AirAsia Hilang

Putra Bungsu Pilot Irianto Belum Diberitahu, Semua TV Dimatikan

Galih, putra bungsu pilot AirAsia Kapten Irianto. (foto:liputan6)

Surabaya - Cerita mengharukan datang dari keluarga pilot AirAsia QZ8501, Kapten Irianto. Anak bungsunya yang baru berusia 8 tahun, hingga saat ini masih sering menanyai kemana ayahnya yang lama belum pulang.

Alasan kepergian Irianto akibat kecelakaan pesawat belum diketahui putra bungsunya yang bernama Arya Galih.

"Dia berpikir ayahnya masih bekerja. Ia tidak tahu pesawat ayahnya telah jatuh," ujar adik Kapten Irianto,  Budi Sutiono, seperti dikutip dari Daily Mail, Kamis (1/12/2014).

"Arya Galih Gegara diberitahu ayahnya masih bekerja," jelas dia.

Meski demikian, sambung Budi, belakangan Galih kerap menangis mengatakan ingin bertemu dengan sang ayah. "Dia terus bertanya kepada kami di mana sang ayah, terus menangis karena merindukannya," kata Budi.

Sejauh ini, pihak keluarga mematikan semua televisi di rumah, agar Galih tak mengetahui kabar duka itu. Sebab akan disampaikan secara bertahap.

"Pelan-pelan kami akan mencoba untuk menjelaskan apa yang terjadi pada ayahnya. Tapi perlu waktu," tambah Budi.

Sebelumnya, putri Kapten Irianto juga memposting status mengharukan untuk sang ayah. Angela mengungkap harapannya agar sang ayah ditemukan dan bisa pulang ke rumah dengan selamat.

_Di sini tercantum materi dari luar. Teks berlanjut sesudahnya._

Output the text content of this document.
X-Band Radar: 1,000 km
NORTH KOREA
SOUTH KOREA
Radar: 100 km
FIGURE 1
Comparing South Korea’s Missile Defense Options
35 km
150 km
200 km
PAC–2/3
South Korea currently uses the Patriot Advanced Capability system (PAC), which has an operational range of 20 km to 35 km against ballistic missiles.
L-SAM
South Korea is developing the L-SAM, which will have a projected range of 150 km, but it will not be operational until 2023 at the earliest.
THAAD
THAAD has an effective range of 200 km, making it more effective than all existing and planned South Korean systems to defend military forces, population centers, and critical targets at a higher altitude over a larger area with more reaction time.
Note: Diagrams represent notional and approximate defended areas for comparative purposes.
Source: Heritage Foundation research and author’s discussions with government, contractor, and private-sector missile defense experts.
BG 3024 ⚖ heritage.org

"Papa plg. Kakak msh bth papa. Kembalikan papaku. Papa plg pa. Papa hrs ketemu, papa hrs plg," tulis Angela dalam akun Path-nya, Minggu 28 Desember.

Kapten Iriyanto adalah sosok pilot yang berpengalaman dalam menjalankan profesinya. Ia memiliki pengalaman 20.537 jam terbang. Selama 6.053 jam di antaranya terbang bersama AirAsia. Bahkan, sebelumnya ia adalah pilot pesawat tempur TNI AU.